Was ist Sherborne Developmental Movement?

 

 "Through my experience of teaching and observing human movement, and of learning through trial and error, I have come to the conclusion that all children have two basic needs: they need to feel at home in their own bodies and so to gain mastery, and they need to be able to form relationships."  Veronica Sherborne, 1990

 

"Durch meine Erfahrung im Unterrichten und Beobachten menschlicher Bewegung und Lernen durch Versuch und Irrtum, bin ich zu der Schlussfolgerung gekommen, dass alle Kinder zwei grundlegende Bedürfnisse haben: sie müssen sich in ihrem Körper zu Hause fühlen und so Körperkontrolle erlangen und sie müssen in der Lage sein, Beziehungen aufzubauen und zu gestalten."  Ralf Werthmann (freie Übersetzung)

 

Entwicklung vollzieht sich frei und selbständig innerhalb der Möglichkeiten und Grenzen der eigenen Fähigkeiten und Umweltbedingungen. Die Sherborne Bewegungspädagogik unterstützt und fördert diesen Prozess.

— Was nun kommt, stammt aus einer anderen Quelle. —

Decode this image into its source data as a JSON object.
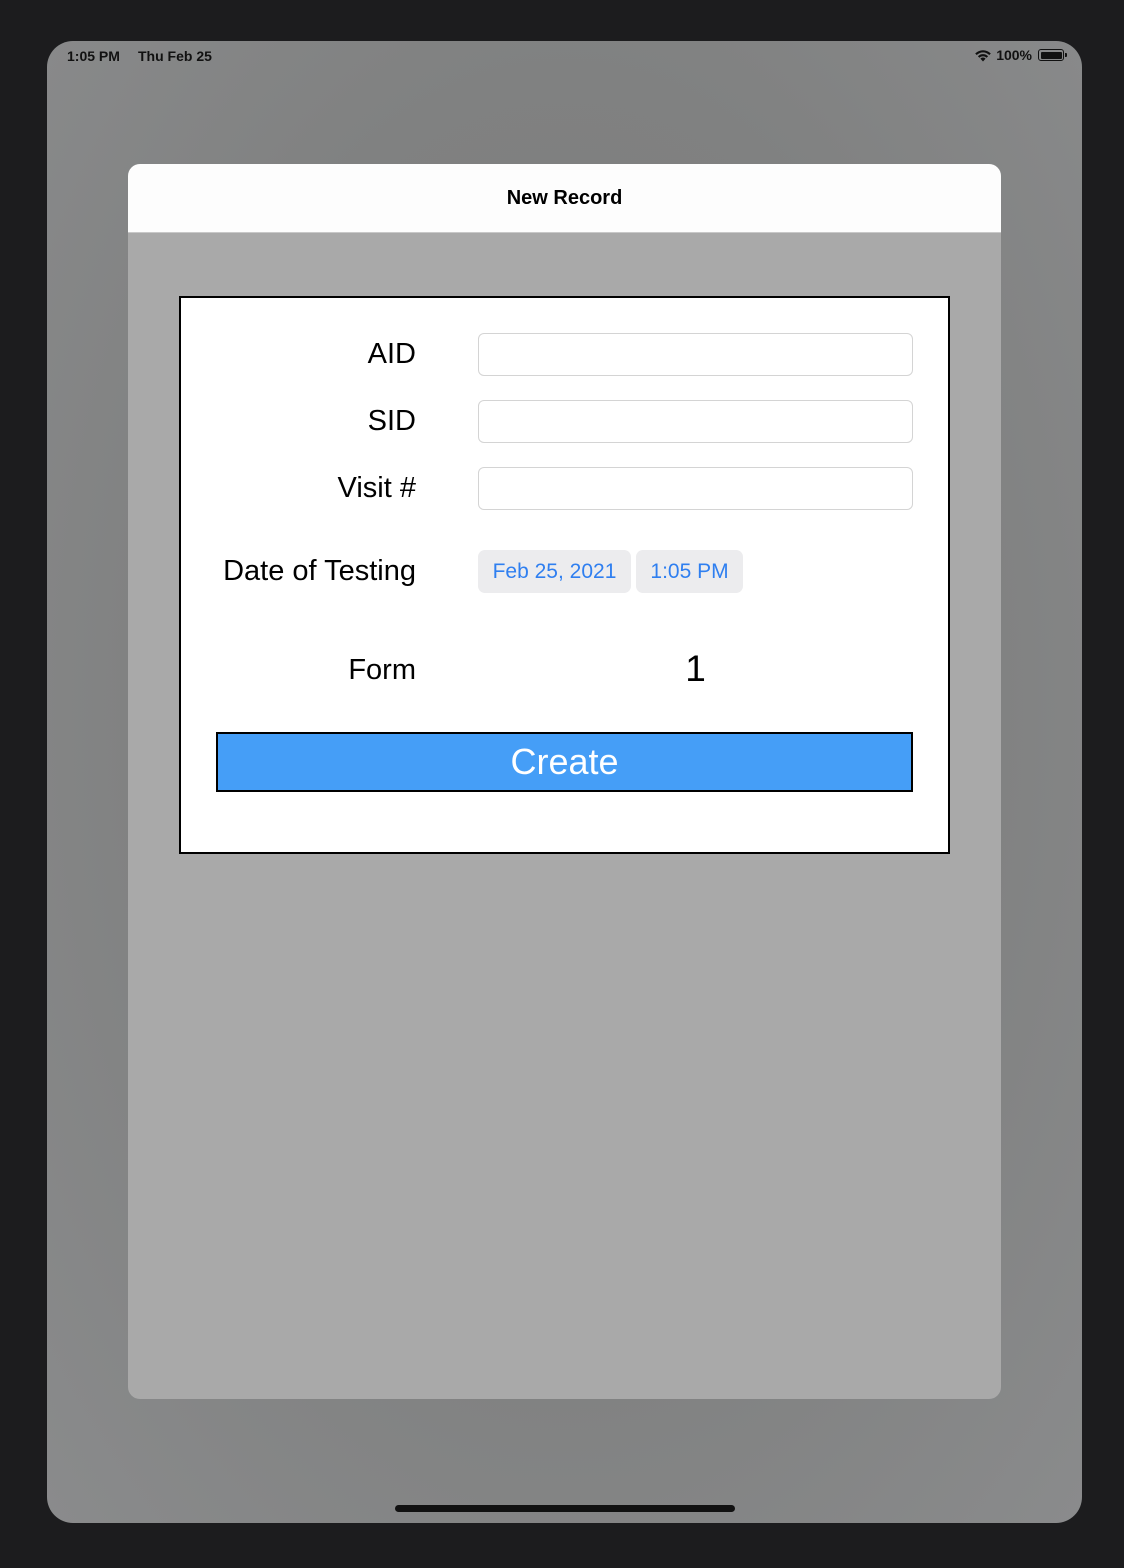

Wir gehen mit Kindern und Erwachsenen eine Beziehung ein, innerhalb derer wir in einen gleichwertigen Dialog mit ihnen treten. In dieser Beziehung versuchen wir nicht den Anderen „in den Griff zu kriegen“, sondern ihn innerhalb der Grenzen seiner persönlichen Möglichkeiten zu fördern. 

Um in Richtung Selbständigkeit und Freiheit wachsen zu können, braucht ein Kind:

 

...ein starkes Vertrauen in seinen eigenen Körper.

Ein Kind muss seinen eigenen Körper und dessen Bewegungsmöglichkeiten kennen. Ein Kind, das sich gut und sicher und zuhause in seinem Körper fühlt, verfügt über eine stabile Basis, um eine gesunde Persönlichkeit zu entwickeln und um seine Umgebung zu erkunden. Durch einfache Bewegungserfahrungen wird dem Kind geholfen, sich auf seinen eigenen Körper zu konzentrieren und zu fokussieren. Sie helfen ihm seine Körpersignale und –empfindungen wahrzunehmen und sich über dessen Möglichkeiten und Grenzen bewusst zu werden. So bekommt es Vertrauen in sich selbst.

 

...Vertrauen in seine Umwelt.

Jemand, der sich sicher fühlt, entwickelt den Drang, seine Umwelt zu erforschen. Über Bewegungserfahrungen bekommt das Kind Kenntnisse über Begriffe von Raum (nah und fern, groß und klein) und Zeit (schnell und langsam, Rhythmen).

 

...die Fähigkeit, sinnvolle Beziehungen aufzubauen.

Es ist die Beziehung zu Anderen, die es uns ermöglicht, unsere eigene Identität besser kennen zu lernen und zu entwickeln. Wir wachsen dank der Anderen. Dank sinnvoller Beziehungen zu Anderen kommen wir von der anfänglichen elterlichen Abhängigkeit los. Durch einfache Bewegungsaktivitäten mit Anderen wird langsam Vertrauen zu ihnen aufgebaut und die Gelegenheit gegeben, mit verschiedenen Formen von Interaktion zu experimentieren.

 

 

Daraus ergeben sich drei Säulen des Konzeptes:

 

 

Körperbewusstsein

Durch Bewegung mit sich Selbst und mit Anderen entsteht Körperbewusstsein. Motorische und koordinatorische Fähigkeiten werden entdeckt und entwickelt. Das Körperbewusstsein befähigt dazu, die Umgebung zu entdecken. 

Raumbewusstsein

Aus dem Körperbewusstsein entsteht Raumbewusstsein. Wir erfahren "aus erster Hand" , was "auf", "unter", "oben", "unten", "schnell", "langsam", "nah" und "fern" bedeutet. Hier kommen auch Aspekte der kognitiven Entwicklung ins Spiel.

Beziehungen

Die Beziehung zu Anderen ermöglicht es uns, unsere eigene Identität besser kennen zu lernen und zu entwickeln. Durch einfache Bewegungsaktivitäten wird langsam Vertrauen zu Anderen aufgebaut und die Möglichkeit geboten mit verschiedenen Formen von Kontakt und Interaktion zu experimentieren (Füreinander-Beziehung, Gegeneinander-Beziehung, Miteinander-Beziehung).